3.3 Automatic model optimization

Importance based grid search: in our framework, the global importance based on greedy way to search, speed up; The obtained optimal results are then searched by more detailed grids in small fields to alleviate local optimality caused by greedy strategies. According to previous competition experience, the order of importance of overparameters of different models is summarized as follows:

LightGBM: learning rate > sample imbalance rate > number of leaves > row sampling, etc.
DNN: learning rate >Embedding dimension > number and size of full connection layers. It is worth mentioning that the super and search in the whole iterative process will be carried out in many times, at the same time, the early stage of the iteration and iterative late parameter search strategy is also different, at the beginning of the iteration, the vector will generally choose bigger, smaller Embedding dimension and the whole connection layers, such as the lower model and speed up the iterative number, while in the later choose more parameters, get better effect.
Model fusion: The key point of model fusion lies in the differences between the constructed models. The models of LightGBM and DNN have great differences, and the differences among the same models are mainly reflected in data differences, feature differences and overparameter differences. Data difference is realized mainly by automatic row sampling, which automatically generates different data sampling models. The model of feature sampling is generated by automatic column sampling. The hyperparameter difference is generated by the high optimal parameter disturbance, and the parameter network pattern is partially disturbed in the optimal part. Model Blending methods are generally Blending, Stacking or simple Mean Pooling, etc. Model granularity pruning (removing models with poor effects to avoid affecting the fusion effect) and regularization are required before fusion.

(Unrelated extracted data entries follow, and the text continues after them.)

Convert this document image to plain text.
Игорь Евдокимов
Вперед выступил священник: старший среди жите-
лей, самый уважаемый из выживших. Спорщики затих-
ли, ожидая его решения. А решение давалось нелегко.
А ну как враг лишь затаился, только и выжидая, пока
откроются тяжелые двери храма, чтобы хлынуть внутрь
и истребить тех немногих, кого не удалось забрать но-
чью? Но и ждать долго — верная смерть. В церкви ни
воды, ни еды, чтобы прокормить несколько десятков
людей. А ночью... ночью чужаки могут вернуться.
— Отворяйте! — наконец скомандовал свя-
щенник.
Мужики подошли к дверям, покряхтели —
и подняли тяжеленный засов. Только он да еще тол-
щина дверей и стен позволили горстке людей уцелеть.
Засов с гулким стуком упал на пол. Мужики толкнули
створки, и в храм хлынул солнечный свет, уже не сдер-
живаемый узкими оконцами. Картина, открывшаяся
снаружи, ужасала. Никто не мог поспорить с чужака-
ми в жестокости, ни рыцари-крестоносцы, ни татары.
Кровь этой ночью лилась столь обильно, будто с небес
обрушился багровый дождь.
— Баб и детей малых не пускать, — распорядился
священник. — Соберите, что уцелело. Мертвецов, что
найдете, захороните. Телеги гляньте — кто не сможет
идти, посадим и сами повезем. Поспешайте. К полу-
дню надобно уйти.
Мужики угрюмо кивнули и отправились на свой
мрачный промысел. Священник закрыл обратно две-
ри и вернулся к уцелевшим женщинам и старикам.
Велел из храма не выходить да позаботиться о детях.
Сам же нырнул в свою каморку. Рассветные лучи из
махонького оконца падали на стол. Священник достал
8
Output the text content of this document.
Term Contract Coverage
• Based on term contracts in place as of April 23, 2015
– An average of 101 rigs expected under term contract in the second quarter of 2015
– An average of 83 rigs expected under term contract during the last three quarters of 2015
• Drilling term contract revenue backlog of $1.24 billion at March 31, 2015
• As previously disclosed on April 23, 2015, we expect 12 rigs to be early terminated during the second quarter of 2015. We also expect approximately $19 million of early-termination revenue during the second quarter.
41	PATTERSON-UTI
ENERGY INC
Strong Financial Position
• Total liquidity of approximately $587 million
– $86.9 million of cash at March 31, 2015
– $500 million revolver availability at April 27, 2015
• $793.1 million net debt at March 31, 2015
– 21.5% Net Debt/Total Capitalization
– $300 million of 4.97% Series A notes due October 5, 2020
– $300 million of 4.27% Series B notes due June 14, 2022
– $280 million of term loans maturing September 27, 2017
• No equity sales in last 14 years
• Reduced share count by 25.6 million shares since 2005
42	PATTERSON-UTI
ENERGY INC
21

3.4 AutoML Framework Recent actual combat: MDD Cup 2021 Meituan Takeout Atlas recommended the competition champion scheme

In the MDD Cup 2021, meituan’s in-store advertising platform quality estimation team applied AutoML framework and won the championship. The following introduces the application of the framework in specific problems based on this competition.

The MDD Cup 2021 requires participants to predict which merchants will buy next based on users, merchants’ attributes in the map, users’ historical clicks, real-time clicks and ordering behavior. Including 1.35 million order behaviors around the four weeks, involving 200,000 users, 29,000 merchants and 179,000 dishes, there are 4.38 million order associated dishes data, forming a knowledge graph. Hitrate@5 was used as the evaluation index.

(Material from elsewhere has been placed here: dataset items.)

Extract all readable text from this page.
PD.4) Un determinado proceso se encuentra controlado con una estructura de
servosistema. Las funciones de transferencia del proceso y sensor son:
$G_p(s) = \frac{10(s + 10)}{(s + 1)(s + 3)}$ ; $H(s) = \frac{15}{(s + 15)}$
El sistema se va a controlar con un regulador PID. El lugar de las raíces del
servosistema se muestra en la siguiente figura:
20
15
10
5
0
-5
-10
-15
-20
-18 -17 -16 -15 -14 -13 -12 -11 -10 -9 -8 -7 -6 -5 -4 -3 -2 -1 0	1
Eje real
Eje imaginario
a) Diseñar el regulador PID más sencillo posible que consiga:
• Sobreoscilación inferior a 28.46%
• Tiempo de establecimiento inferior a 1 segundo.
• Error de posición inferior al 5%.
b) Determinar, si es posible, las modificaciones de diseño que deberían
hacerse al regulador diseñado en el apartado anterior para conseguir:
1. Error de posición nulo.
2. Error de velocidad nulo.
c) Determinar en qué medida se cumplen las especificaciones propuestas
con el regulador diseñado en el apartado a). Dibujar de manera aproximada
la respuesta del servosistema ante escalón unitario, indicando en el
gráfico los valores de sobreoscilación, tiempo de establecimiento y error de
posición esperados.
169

Data pre-processing stage: feature classification, outlier processing, unified coding and other operations. Mainly related to the user (user portrait characteristics, etc.), businesses (category, grade, brand, etc.), food (taste, price, ingredients, etc.) the three entity data and click, buy, (LBS, price, time, etc.) two types of interactive data, classification of the original data set, data coding and missing value, common preprocessing operations.

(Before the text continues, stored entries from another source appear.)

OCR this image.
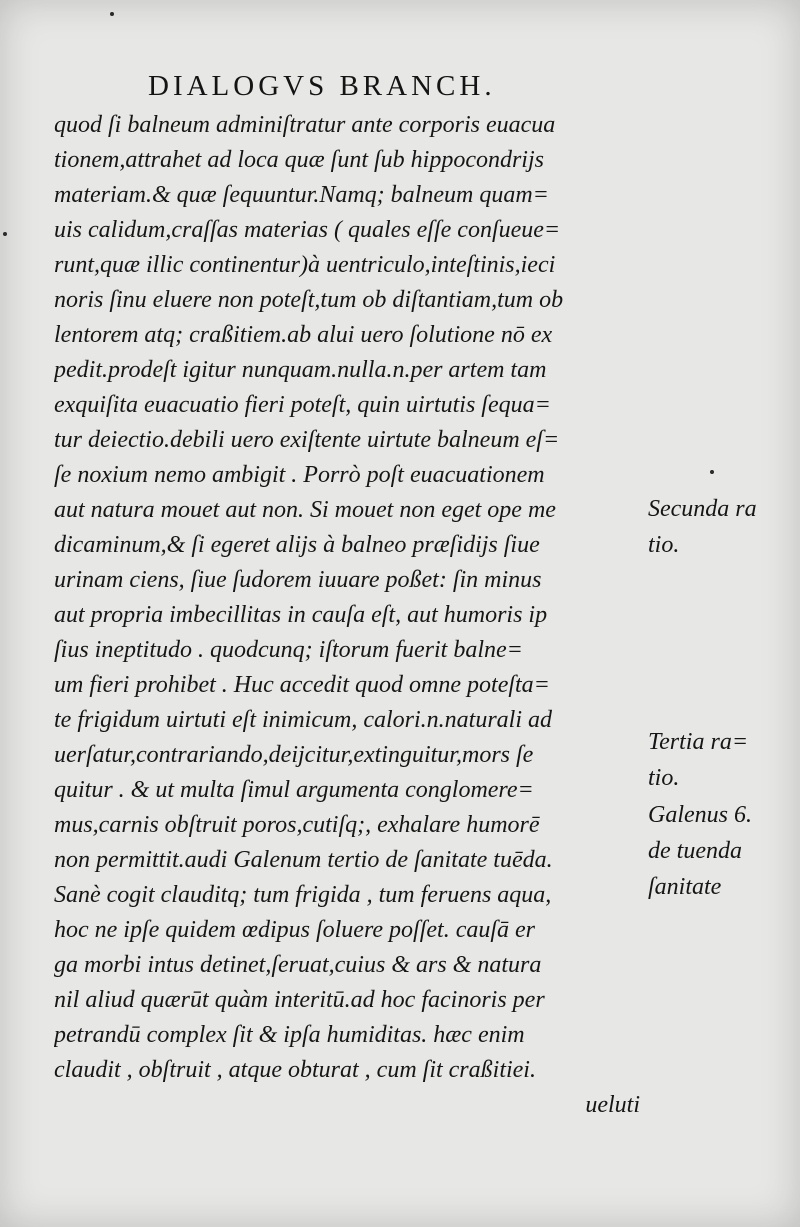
DIALOGVS BRANCH.
quod ſi balneum adminiſtratur ante corporis euacua
tionem,attrahet ad loca quæ ſunt ſub hippocondrijs
materiam.& quæ ſequuntur.Namq; balneum quam=
uis calidum,craſſas materias ( quales eſſe conſueue=
runt,quæ illic continentur)à uentriculo,inteſtinis,ieci
noris ſinu eluere non poteſt,tum ob diſtantiam,tum ob
lentorem atq; craßitiem.ab alui uero ſolutione nō ex
pedit.prodeſt igitur nunquam.nulla.n.per artem tam
exquiſita euacuatio fieri poteſt, quin uirtutis ſequa=
tur deiectio.debili uero exiſtente uirtute balneum eſ=
ſe noxium nemo ambigit . Porrò poſt euacuationem
aut natura mouet aut non. Si mouet non eget ope me
dicaminum,& ſi egeret alijs à balneo præſidijs ſiue
urinam ciens, ſiue ſudorem iuuare poßet: ſin minus
aut propria imbecillitas in cauſa eſt, aut humoris ip
ſius ineptitudo . quodcunq; iſtorum fuerit balne=
um fieri prohibet . Huc accedit quod omne poteſta=
te frigidum uirtuti eſt inimicum, calori.n.naturali ad
uerſatur,contrariando,deijcitur,extinguitur,mors ſe
quitur . & ut multa ſimul argumenta conglomere=
mus,carnis obſtruit poros,cutiſq;, exhalare humorē
non permittit.audi Galenum tertio de ſanitate tuēda.
Sanè cogit clauditq; tum frigida , tum feruens aqua,
hoc ne ipſe quidem œdipus ſoluere poſſet. cauſā er
ga morbi intus detinet,ſeruat,cuius & ars & natura
nil aliud quærūt quàm interitū.ad hoc facinoris per
petrandū complex ſit & ipſa humiditas. hæc enim
claudit , obſtruit , atque obturat , cum ſit craßitiei.
ueluti
Secunda ra
tio.
Tertia ra=
tio.
Galenus 6.
de tuenda
ſanitate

Characteristics of automation engineering: a, a second order characteristic operator, first for the category, features, timing, labels, four types of original data, can be in accordance with the abstract three entities and two types of interactive data on a cross, a second order characteristic, using the frequency coding, the target encoding and the temporal difference operator, in many times by one, the second order statistics on the statistical characteristics. For example, frequency coding can calculate the number of times a user clicks on a merchant, the NUNIQUE value of the merchant category purchased by the user, and the number of orders placed by the user in a scene. The target code can calculate the average order price of the user, the merchant category that the user clicks the most times, etc. Time series difference can be calculated, such as the average time difference between users to purchase a certain flavor of food. Multi-time statistics means that the above features can be calculated in different time periods.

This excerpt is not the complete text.